(有)シェパード[中央家畜診療所]がおくる松本大策のサイト
ゲストのコラム
「北国の人工授精師日誌(7)」

コラム一覧に戻る

2010年10月19日

〜 汗!! 〜

 今回は、専門的な単語が多くなってしまいますが、とある発情牛に出会った時のお話をさせていただきます。

 今の職場では年間約3,500頭に授精をしていますが、そこで珍しい牛に出会いました。その前にちょこっと生殖器のお話をしておきます。♀牛をお尻側から体の奥へ入ってみた場合「外陰部→膣→外子宮口→子宮頚管→子宮体→子宮角→卵管→卵巣」と、(いくつか省略していますが)ざっとこんな感じにできています。授精師、獣医師が注入中にゴソゴソしていますが、あれは、片手で直腸壁越しに頚管をつかみ、反対側の手で注入器を操作し、外子宮口を探り当て頚管を通過させて子宮体で精液を押し出す、という作業をしているのです(^^)専門用語だらけで分からんわ!という方の為に身近なもので例えると・・・ちくわの上に厚手のタオルを敷き、目を閉じながらちくわの穴に割り箸を通す感じ??・・・・・・やった事はありませんが、きっと例え方を間違えました(>_<)

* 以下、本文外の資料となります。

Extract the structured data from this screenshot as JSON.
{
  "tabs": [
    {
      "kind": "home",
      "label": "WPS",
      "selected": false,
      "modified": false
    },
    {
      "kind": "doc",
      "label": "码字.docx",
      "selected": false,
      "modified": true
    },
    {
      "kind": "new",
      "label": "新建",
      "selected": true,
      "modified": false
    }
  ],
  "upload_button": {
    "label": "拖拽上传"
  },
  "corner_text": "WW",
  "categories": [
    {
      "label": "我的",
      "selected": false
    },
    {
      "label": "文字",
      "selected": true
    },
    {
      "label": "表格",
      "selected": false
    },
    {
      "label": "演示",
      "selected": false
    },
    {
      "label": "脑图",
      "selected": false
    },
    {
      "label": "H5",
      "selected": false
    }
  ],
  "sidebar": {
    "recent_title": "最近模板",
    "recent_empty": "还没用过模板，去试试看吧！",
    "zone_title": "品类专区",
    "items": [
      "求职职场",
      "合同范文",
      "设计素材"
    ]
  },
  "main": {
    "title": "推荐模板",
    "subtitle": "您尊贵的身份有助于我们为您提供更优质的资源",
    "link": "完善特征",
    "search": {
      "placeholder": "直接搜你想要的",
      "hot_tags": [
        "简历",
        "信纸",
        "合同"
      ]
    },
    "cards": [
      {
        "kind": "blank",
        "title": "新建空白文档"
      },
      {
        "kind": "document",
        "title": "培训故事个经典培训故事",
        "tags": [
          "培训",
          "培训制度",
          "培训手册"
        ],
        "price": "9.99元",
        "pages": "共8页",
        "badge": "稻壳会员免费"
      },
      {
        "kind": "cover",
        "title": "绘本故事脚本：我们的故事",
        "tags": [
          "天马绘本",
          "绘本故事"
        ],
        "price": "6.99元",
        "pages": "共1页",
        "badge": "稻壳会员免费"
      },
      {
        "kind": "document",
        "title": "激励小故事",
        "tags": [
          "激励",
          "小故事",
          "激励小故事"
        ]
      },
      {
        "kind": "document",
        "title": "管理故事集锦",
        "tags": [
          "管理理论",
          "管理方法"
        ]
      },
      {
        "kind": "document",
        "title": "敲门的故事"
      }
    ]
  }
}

 話を戻しますが、授精の注入困難=頚管通せない牛 というのは(中には発情ではないというのもあります)、未経産によく見られますが、頚管が細い・曲がってる(奇形の一種?)というものが多いと思います。授精師として働き始めて年、受精卵移植もしているおかげか、たいていの頚管は通せるようになりました。ところが!どうしても授精できない未経産に出会ってしまったのです(涙)。外部徴候はバッチリで前回発情からの周期もOK、子宮の収縮、粘液はまだみせてないけど、授精しましょう!となり、いつもの手順で注入しようと思ったら・・・・・・入らない(@_@;)あれ?寝ぼけてる?と思いつつも、表向きでは冷静を装いながら、気を取り直して注入!!と思ったのですが、やはり入らない。しかも外子宮口にすら当たらない。頚管を奥に伸ばし、膣も真直ぐにしてみましたが、なんだか注入器の先端と外子宮口に1cmほどの距離を感じるんです。さすがにこれは変だと思い、授精を中止し陰部を開いて中をのぞきました。そこには外子宮口というトンネルの入口が見えるはずですが、そこに現れたのは「・・・ぬりかべ?」と言いそうになってしまう程のっぺりした壁と、5mm程の二つの穴でした。何じゃこりゃ(>@<)と焦った私は、近くで診療している獣医師に電話をかけましたが「あ〜それ『膣弁』だわ」の一言で解決されました。この膣弁というのは、牛が大きくなるにつれて消失するのですが、稀に残ってしまう牛もいるそうです。まぁ、単に私の勉強不足ですよね(;_;)

 その日のうちに獣医師に来てもらい、エコーで他に異常が無いのを確認して膣弁を切ったのですが、中からは粘液と血が混ざったものが、小さいバケツ1杯分出てきましたよ〜。ちなみにこの子は手術後3回目の授精で無事に妊娠いたしました(^^)ちなみに、それから半年後にも他牧場で膣弁遺残の牛に遭遇しましたが、さすがに二回目ともなると、冷静に対処できましたねぇ〜(^3^)発情は来るけど、粘液や排血(跡も)を一度も確認したことが無い!という未経産がいましたら、授精前に膣鏡で確認してもらうといいかと思います。

 こんな経験された授精師はうちだけでは無いはず!!と、思い今回のコラムにしてみましたが・・・きっと皆さんご存知ですよねぇ(_ _;)今回は、恥ずかしながら焦ったお話でした。